Metabolomics can also be used to evaluate whether a drug will have toxic or off-target effects, says John Ryals, president and CEO of Metabolon, a company partnering with big pharma for these kinds of studies. "We've done probably 60 or more projects with pharmaceutical companies over the past couple of years," he says. Those projects often revolve around compounds that have been blocked for off-target effects or toxicity, and Metabolon's role is to find new metabolite biomarkers that enable the pharma to predict which patients can safely take the drug — thereby rescuing the compound from the FDA gulag. Biomarkers can be chosen for on- and off-target effects, as well as for screening responders and nonresponders.

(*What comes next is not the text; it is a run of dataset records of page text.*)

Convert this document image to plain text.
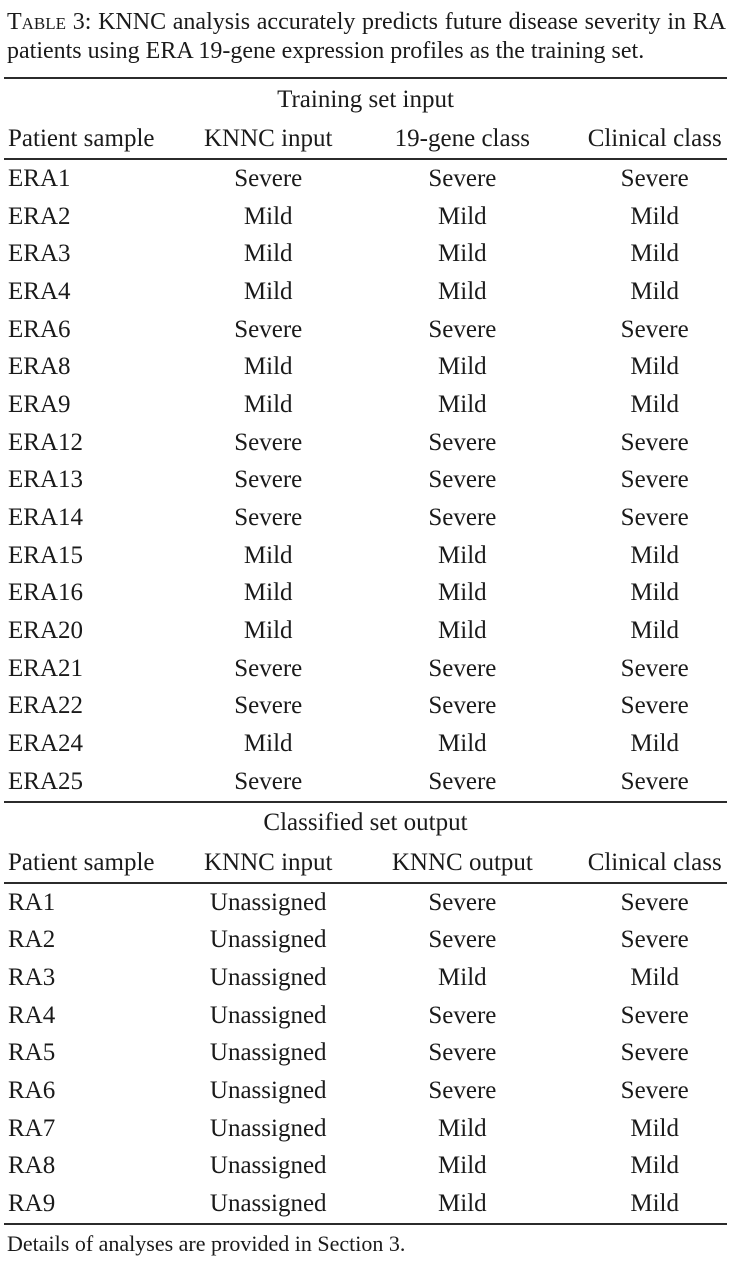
Table 3: KNNC analysis accurately predicts future disease severity in RA patients using ERA 19-gene expression profiles as the training set.

Training set input			
Patient sample	KNNC input	19-gene class	Clinical class
ERA1	Severe	Severe	Severe
ERA2	Mild	Mild	Mild
ERA3	Mild	Mild	Mild
ERA4	Mild	Mild	Mild
ERA6	Severe	Severe	Severe
ERA8	Mild	Mild	Mild
ERA9	Mild	Mild	Mild
ERA12	Severe	Severe	Severe
ERA13	Severe	Severe	Severe
ERA14	Severe	Severe	Severe
ERA15	Mild	Mild	Mild
ERA16	Mild	Mild	Mild
ERA20	Mild	Mild	Mild
ERA21	Severe	Severe	Severe
ERA22	Severe	Severe	Severe
ERA24	Mild	Mild	Mild
ERA25	Severe	Severe	Severe
Classified set output			
Patient sample	KNNC input	KNNC output	Clinical class
RA1	Unassigned	Severe	Severe
RA2	Unassigned	Severe	Severe
RA3	Unassigned	Mild	Mild
RA4	Unassigned	Severe	Severe
RA5	Unassigned	Severe	Severe
RA6	Unassigned	Severe	Severe
RA7	Unassigned	Mild	Mild
RA8	Unassigned	Mild	Mild
RA9	Unassigned	Mild	Mild

Details of analyses are provided in Section 3.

Ryals expects the upshot of much of this work to lead to clinical diagnostics, a path his company plans to travel. Working with pharma on their compound projects has been a massive learning experience for Metabolon, he says, and that knowledge is being put to use with the company's first product offering: a service to help companies choose the most selective compound in preclinical studies. Beyond that, "we're moving forward on a number of clinical diagnostics," including one for ALS, he says. "Over the next couple of years we're going to start looking more and more like a diagnostic company."
Clearly, there's no single goal for the metabolomics field, and its potential for impact in the scientific and medical community only expands as new uses are found. As Fiehn at UC Davis says, "[Metabolomics is] getting width and breadth. There are more and more people involved."